Et certaines décisions clés (comme celle de réduire drastiquement l'impôt sur la fortune pour les plus riches) prises peu après son entrée en fonction lors de sa première présidence, sont devenues les emblèmes de sa supposée "trahison" de la classe ouvrière et lui ont valu le surnom de "président des riches".

Un passé idéalisé

C'est une accusation qui ne cadre pas avec l'histoire que Macron aime raconter sur lui-même.

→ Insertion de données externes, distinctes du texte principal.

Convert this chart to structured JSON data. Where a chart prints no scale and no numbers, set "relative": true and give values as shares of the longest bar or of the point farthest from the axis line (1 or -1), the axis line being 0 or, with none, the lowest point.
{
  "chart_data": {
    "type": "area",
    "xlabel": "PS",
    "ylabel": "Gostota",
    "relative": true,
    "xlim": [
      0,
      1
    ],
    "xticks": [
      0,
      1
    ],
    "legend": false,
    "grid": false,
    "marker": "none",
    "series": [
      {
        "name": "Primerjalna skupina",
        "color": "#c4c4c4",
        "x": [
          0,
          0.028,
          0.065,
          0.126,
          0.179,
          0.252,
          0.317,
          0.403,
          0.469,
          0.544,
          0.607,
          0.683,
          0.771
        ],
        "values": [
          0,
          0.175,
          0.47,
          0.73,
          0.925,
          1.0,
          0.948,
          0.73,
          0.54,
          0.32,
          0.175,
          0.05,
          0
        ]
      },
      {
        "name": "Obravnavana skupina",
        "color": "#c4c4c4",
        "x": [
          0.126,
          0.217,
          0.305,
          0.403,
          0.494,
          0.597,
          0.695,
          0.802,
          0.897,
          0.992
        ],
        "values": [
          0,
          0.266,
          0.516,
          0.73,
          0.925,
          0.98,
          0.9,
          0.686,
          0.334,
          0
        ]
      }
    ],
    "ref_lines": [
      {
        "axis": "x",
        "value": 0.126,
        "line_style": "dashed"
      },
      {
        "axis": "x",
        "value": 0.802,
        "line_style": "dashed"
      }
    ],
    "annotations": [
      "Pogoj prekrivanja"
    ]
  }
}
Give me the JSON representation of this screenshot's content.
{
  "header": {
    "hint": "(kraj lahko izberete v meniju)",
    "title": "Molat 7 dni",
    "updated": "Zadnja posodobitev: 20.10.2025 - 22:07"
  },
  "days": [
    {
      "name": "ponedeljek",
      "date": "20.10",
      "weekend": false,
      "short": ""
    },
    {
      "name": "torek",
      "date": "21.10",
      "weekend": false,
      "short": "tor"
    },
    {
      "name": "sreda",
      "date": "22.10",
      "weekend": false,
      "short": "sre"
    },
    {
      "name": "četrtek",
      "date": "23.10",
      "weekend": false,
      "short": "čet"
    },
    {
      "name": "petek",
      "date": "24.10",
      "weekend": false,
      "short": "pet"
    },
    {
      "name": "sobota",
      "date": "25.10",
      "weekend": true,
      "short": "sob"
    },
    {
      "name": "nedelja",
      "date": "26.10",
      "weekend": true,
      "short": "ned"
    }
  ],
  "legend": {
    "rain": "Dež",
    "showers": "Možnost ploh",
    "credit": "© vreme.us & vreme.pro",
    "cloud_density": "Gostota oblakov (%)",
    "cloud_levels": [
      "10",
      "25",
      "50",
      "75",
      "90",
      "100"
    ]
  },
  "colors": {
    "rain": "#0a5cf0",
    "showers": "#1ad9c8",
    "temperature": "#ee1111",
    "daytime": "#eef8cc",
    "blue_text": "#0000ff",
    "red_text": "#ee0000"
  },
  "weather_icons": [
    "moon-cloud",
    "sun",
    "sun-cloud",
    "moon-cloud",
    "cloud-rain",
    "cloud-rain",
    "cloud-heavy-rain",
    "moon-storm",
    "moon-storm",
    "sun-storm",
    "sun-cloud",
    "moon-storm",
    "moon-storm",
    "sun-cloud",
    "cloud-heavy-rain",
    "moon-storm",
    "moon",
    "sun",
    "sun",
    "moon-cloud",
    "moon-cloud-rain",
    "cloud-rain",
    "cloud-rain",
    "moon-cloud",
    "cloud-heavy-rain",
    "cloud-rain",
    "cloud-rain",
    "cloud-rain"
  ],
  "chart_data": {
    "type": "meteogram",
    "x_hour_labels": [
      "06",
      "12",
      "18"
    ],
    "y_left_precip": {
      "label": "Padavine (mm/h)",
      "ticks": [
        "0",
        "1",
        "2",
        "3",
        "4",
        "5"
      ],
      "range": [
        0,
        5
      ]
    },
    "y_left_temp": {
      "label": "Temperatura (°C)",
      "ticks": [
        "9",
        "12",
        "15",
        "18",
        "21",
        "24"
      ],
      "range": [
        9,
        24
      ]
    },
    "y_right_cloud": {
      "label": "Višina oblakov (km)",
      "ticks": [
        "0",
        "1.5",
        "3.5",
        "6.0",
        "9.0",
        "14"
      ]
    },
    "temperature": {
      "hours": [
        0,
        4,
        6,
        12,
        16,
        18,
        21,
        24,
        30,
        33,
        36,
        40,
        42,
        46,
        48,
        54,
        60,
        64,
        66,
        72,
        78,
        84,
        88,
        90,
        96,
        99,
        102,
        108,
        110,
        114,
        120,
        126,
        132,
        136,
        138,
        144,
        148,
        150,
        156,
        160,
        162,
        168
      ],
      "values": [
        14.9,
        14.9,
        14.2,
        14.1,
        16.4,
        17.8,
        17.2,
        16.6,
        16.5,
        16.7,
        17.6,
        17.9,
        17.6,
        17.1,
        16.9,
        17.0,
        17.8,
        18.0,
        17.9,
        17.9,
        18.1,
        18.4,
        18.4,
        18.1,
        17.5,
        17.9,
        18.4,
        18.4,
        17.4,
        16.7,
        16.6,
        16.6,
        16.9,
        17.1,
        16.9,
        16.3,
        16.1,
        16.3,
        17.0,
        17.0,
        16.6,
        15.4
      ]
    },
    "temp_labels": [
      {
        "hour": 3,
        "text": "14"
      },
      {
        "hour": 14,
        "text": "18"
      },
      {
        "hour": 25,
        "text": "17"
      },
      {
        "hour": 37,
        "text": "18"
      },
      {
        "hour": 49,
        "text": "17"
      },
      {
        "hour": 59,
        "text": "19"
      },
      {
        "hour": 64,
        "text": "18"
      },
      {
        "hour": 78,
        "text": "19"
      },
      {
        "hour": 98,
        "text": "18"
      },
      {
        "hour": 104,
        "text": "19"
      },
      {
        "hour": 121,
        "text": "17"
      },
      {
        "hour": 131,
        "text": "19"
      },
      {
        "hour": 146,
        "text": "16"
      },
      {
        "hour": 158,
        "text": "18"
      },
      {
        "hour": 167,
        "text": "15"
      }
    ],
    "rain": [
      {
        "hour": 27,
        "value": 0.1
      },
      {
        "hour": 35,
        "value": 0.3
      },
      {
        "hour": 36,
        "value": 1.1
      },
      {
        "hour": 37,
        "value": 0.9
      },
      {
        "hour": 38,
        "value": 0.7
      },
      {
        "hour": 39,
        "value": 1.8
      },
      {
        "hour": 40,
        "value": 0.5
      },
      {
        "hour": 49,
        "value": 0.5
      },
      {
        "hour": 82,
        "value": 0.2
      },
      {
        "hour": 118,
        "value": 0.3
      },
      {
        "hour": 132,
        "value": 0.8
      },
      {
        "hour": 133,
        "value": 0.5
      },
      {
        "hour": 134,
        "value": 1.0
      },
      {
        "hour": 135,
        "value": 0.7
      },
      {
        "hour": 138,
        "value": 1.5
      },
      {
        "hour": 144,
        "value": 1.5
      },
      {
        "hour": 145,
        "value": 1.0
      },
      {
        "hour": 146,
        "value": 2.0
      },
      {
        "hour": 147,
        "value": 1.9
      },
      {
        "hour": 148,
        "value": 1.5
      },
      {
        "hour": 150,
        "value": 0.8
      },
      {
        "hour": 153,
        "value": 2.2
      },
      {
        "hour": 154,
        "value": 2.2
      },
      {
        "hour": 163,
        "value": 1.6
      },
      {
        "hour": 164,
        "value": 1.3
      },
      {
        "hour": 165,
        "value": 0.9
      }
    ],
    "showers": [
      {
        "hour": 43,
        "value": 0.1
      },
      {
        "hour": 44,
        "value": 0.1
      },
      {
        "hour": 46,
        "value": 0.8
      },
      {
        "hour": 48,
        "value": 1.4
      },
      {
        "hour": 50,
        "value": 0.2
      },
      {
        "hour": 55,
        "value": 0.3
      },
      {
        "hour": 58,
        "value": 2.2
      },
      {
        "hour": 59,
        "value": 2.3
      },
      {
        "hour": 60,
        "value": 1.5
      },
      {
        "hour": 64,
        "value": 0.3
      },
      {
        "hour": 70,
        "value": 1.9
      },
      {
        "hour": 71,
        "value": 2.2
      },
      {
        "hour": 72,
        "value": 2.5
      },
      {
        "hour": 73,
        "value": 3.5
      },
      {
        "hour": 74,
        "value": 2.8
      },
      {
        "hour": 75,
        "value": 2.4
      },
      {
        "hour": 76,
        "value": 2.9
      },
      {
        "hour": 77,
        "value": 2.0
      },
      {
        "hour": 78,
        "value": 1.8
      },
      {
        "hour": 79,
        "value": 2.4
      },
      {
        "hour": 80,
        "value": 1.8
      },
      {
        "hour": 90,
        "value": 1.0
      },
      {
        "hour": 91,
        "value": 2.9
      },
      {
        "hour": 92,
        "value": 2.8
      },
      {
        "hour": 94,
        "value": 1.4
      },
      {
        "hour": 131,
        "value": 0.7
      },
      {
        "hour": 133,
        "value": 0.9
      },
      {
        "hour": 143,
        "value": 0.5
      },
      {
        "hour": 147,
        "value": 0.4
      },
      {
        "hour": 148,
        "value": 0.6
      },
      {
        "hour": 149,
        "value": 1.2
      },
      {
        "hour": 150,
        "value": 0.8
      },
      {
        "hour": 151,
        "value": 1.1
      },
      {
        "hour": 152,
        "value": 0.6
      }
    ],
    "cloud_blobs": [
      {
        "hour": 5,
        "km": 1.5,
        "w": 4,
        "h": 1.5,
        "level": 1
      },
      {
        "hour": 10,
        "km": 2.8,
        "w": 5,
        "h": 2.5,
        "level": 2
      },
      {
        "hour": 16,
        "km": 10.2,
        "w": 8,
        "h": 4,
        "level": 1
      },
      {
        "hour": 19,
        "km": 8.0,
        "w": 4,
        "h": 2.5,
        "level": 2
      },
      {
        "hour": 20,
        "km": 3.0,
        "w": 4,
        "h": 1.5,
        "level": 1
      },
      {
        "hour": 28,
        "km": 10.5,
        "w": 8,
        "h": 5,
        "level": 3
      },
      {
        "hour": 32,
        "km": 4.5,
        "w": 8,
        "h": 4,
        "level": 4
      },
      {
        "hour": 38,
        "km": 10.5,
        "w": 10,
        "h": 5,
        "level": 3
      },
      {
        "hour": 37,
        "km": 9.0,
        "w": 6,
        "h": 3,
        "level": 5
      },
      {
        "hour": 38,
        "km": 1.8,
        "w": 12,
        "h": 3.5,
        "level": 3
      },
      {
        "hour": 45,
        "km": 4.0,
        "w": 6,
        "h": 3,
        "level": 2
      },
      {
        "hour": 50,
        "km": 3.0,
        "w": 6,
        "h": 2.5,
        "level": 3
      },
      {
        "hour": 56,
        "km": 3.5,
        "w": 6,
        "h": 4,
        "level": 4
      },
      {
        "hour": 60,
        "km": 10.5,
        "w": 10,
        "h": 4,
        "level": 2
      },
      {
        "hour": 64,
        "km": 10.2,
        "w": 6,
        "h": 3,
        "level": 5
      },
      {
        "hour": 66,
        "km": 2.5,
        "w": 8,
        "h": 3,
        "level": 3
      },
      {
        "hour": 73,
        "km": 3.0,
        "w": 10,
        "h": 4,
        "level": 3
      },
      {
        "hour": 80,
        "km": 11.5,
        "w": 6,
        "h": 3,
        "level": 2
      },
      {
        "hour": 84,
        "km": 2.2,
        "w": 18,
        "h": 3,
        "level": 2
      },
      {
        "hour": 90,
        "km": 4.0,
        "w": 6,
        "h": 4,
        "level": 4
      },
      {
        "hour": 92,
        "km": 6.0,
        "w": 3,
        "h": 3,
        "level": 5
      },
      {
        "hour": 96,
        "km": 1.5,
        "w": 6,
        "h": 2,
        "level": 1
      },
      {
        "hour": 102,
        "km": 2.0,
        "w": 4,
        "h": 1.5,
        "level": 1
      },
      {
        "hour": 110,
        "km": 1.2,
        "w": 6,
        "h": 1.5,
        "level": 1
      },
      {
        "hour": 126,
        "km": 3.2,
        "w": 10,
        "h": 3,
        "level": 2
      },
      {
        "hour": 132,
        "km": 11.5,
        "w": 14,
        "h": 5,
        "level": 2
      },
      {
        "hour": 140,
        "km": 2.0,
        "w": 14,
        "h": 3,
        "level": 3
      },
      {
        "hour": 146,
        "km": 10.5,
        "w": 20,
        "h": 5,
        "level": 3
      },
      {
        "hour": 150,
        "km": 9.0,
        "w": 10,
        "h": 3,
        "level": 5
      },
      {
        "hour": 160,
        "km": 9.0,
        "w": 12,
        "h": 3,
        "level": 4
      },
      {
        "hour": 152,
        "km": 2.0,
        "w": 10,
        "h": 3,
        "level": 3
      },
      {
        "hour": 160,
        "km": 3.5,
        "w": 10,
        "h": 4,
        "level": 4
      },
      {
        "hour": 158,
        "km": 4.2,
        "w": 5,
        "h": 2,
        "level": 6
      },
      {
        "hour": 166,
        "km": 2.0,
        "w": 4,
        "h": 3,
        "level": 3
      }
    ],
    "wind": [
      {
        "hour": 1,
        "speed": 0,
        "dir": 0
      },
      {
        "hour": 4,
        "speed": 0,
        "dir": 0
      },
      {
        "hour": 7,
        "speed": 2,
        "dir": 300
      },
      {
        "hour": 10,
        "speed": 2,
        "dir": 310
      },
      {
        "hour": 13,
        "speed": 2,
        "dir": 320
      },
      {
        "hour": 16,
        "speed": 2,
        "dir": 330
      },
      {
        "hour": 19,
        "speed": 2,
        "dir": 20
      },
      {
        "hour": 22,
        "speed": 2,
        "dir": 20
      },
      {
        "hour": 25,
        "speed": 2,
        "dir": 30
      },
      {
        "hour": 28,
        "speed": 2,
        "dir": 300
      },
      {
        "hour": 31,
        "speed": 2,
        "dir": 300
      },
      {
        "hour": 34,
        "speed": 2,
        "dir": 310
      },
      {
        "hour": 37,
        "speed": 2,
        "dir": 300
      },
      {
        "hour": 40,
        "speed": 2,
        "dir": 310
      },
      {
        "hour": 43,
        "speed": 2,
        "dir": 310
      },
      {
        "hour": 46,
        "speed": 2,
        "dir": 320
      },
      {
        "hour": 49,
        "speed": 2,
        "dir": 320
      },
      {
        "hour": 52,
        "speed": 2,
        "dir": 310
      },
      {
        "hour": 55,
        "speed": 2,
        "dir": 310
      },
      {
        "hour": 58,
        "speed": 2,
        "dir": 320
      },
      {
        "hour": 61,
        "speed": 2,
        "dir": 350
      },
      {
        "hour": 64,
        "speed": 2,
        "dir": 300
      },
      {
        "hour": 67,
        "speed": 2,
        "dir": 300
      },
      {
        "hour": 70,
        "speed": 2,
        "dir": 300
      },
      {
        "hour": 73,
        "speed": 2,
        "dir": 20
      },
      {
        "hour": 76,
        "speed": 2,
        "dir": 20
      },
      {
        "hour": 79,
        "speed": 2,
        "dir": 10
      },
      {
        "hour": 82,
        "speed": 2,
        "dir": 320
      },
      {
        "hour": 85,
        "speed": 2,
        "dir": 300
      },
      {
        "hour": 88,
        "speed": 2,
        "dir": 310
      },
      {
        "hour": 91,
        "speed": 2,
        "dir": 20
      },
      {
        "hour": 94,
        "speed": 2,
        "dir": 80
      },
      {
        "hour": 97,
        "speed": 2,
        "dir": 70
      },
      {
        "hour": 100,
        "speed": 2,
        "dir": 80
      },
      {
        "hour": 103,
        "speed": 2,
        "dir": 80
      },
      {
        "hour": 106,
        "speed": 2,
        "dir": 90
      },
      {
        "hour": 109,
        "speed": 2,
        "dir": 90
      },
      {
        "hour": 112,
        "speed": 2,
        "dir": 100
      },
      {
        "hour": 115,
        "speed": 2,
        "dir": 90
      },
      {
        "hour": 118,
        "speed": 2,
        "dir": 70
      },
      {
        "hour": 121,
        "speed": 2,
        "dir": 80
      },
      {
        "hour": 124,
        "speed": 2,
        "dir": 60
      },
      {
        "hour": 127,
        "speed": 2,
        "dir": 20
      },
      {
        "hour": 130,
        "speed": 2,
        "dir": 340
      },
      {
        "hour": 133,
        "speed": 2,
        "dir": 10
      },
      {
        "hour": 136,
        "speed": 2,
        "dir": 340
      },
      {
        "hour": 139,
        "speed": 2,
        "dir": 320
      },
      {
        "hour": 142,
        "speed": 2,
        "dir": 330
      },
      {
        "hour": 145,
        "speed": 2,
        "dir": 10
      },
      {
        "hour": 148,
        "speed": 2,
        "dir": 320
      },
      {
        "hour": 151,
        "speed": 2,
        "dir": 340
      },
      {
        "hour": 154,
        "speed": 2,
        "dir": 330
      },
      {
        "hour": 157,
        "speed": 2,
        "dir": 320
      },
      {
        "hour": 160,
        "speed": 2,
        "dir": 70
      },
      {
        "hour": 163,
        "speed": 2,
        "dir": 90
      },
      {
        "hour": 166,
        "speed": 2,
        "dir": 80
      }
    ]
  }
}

"Je suis né dans une ville de province, dans une famille qui n'avait rien à voir avec le monde des journalistes, des politiciens ou des banquiers", a-t-il répondu il y a des années à un journaliste qui remettait en question son attrait pour les classes populaires.

Dans son autobiographie, M. Macron raconte que ses grands-parents étaient un enseignant, un cheminot, un travailleur social et un ingénieur civil.

Il explique que sa grand-mère maternelle, l'institutrice Manette, a été particulièrement importante pour lui, car elle lui a fait découvrir le monde de la littérature et de la culture et lui a appris à penser.

Mais elle lui a aussi apporté autre chose : la mère de Manette était illettrée, et l'histoire de sa descendante qui a accédé à l'Elysée est une histoire romantique, bien plus romantique que celle du fils d'un neurologue qui a fait une école privée et qui s'est présenté à la présidence après un passage dans une banque d'investissement.

Malgré cela, la vérité est que l'histoire familiale d'Emmanuel Macron est celle d'un dépassement des divisions sociales, ce qu'il tentera plus tard en politique.